State of the Future Index 2015 Millennium Project State of the Future Report 2015/16
Managing growth
There were only 1 billion humans in 1804; 2 billion in 1927; 6 billion in 1999 and 7.3 billion today. According to current predictions, by 2050 there will be an additional 2.3 billion people on the planet. Divide all your friends and family into households of three and add one person to each. Now imagine that multiplied around the world and you have roughly the equivalent figure; a one-third increase in population.
The obvious question is, how do we support such formidable expansion? From new forms of terrorism and artificial intelligence, to climate change and financial ethics our lived environment and the challenges we face will change and evolve as rapidly as our numbers increase. The systems that we have now for food, water, energy, education, health, economics and global governance are not built to cope with this growth, and require a radical change in thinking if we are to avoid massive and complex humanitarian and environmental disasters. Business as usual will not suffice.
A new hope
But there is hope. The Futures Research carried out by the Millennium Project indicates that this shift is absolutely achievable, even going so far as to say that “a far better future than today is possible”:
Brilliant insights, policy and social innovations, scientific and technological breakthroughs, and new kinds of leadership are emerging around the world. The interactions among future artificial intelligences, countless new lifeforms from synthetic biology, proliferation of nano-molecular assemblies, and robotics could produce a future comparable to science fiction today.
Coordinating and implementing change on this scale comes at a cost. As soon as 2016, the world’s richest 1% will have more money than the rest of the world put together. By 2050, the report tells us, the three biggest economies on the planet will be China, India and the US, each of them with a greater GDP than the next three largest (Indonesia, Brazil and Mexico) combined. In order to achieve positive change across the list of global challenges in this period of massive population growth there must be a long-term strategic plan that includes both the rich and the poor, with internationally coordinated action. More than ever, the world’s leaders need to focus on outcomes over rhetoric.

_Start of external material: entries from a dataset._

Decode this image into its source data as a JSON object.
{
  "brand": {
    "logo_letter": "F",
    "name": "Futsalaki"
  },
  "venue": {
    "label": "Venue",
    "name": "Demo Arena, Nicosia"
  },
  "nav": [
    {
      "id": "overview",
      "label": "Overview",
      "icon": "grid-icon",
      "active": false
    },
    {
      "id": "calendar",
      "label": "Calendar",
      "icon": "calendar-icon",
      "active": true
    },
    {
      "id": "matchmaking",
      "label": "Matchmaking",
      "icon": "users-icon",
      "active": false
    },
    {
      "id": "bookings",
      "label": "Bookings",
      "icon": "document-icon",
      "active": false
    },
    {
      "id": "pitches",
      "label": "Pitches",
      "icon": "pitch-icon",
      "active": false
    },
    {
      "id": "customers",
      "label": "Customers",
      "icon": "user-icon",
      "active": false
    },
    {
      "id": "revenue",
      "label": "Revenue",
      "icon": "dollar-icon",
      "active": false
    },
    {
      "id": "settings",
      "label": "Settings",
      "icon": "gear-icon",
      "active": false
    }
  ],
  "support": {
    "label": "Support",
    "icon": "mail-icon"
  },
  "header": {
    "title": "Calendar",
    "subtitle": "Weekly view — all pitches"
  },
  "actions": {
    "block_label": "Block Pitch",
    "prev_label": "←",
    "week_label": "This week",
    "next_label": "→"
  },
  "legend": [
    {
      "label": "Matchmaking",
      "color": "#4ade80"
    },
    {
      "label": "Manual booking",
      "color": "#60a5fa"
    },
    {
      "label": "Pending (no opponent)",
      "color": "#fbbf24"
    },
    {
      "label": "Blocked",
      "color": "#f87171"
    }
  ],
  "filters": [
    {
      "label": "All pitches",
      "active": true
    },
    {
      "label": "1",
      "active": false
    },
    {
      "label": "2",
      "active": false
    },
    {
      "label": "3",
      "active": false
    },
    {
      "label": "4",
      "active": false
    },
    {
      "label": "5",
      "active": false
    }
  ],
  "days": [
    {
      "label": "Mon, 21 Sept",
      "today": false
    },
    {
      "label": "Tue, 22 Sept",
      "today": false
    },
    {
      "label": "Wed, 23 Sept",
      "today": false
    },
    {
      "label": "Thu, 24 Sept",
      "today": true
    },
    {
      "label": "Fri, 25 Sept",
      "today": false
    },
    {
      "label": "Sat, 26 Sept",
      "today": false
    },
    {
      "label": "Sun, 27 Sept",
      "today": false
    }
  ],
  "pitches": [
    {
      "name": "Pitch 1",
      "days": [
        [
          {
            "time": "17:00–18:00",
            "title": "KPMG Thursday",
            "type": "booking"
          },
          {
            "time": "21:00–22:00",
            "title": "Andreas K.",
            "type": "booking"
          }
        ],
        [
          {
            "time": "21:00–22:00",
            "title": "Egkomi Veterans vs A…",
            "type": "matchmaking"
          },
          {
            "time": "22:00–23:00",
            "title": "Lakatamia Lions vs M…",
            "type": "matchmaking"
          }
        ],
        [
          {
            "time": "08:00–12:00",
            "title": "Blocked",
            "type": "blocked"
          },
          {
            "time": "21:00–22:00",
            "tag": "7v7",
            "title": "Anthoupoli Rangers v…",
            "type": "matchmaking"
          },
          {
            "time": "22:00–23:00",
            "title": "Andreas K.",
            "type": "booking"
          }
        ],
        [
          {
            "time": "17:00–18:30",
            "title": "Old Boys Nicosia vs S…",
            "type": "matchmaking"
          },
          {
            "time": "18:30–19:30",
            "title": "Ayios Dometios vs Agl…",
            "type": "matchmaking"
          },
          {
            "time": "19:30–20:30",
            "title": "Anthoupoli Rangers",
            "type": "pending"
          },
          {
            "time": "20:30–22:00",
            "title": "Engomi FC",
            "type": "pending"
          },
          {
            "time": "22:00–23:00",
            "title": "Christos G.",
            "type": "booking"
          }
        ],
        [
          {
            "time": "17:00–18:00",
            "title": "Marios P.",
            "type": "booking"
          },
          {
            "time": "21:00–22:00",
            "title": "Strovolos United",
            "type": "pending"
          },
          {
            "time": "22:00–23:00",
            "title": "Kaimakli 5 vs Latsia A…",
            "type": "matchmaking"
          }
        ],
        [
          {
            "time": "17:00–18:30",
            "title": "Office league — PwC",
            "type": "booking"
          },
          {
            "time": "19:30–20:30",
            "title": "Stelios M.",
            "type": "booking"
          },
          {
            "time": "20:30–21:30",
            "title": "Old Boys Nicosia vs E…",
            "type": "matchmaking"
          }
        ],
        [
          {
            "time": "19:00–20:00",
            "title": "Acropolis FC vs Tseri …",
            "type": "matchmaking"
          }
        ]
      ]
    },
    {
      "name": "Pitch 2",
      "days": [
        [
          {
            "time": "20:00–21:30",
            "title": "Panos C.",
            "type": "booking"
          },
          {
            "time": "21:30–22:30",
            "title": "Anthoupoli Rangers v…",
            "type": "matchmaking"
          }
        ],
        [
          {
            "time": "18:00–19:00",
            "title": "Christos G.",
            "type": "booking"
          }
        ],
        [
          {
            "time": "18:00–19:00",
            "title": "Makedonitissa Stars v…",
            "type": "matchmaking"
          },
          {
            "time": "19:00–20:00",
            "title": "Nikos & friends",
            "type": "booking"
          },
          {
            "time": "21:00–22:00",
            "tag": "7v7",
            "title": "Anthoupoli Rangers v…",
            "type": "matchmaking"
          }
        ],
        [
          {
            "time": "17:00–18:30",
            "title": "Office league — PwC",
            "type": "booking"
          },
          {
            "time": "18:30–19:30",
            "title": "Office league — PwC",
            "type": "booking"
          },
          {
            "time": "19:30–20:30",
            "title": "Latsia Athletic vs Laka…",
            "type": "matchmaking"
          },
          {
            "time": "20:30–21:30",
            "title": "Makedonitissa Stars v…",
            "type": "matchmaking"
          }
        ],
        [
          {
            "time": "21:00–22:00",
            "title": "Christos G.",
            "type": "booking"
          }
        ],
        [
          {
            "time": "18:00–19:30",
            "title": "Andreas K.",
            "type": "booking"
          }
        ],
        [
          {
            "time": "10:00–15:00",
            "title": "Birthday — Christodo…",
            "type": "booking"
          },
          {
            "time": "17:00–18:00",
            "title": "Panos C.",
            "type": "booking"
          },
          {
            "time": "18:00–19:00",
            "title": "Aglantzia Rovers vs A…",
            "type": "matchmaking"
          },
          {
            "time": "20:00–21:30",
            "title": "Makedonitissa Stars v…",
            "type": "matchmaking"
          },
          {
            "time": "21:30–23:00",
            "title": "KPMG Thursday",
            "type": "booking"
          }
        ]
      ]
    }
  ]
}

Everyone who can needs to read this report, or at least the executive summary. The thousands of variables present an almost infinite variety of futures on a continuum that will affect us all. Each and every individual can make a difference to the state of the global future, as long as we act in favour of common goals. We need to become educated and participatory world citizens and think outside the confines of local context to call on our leaders to take global action.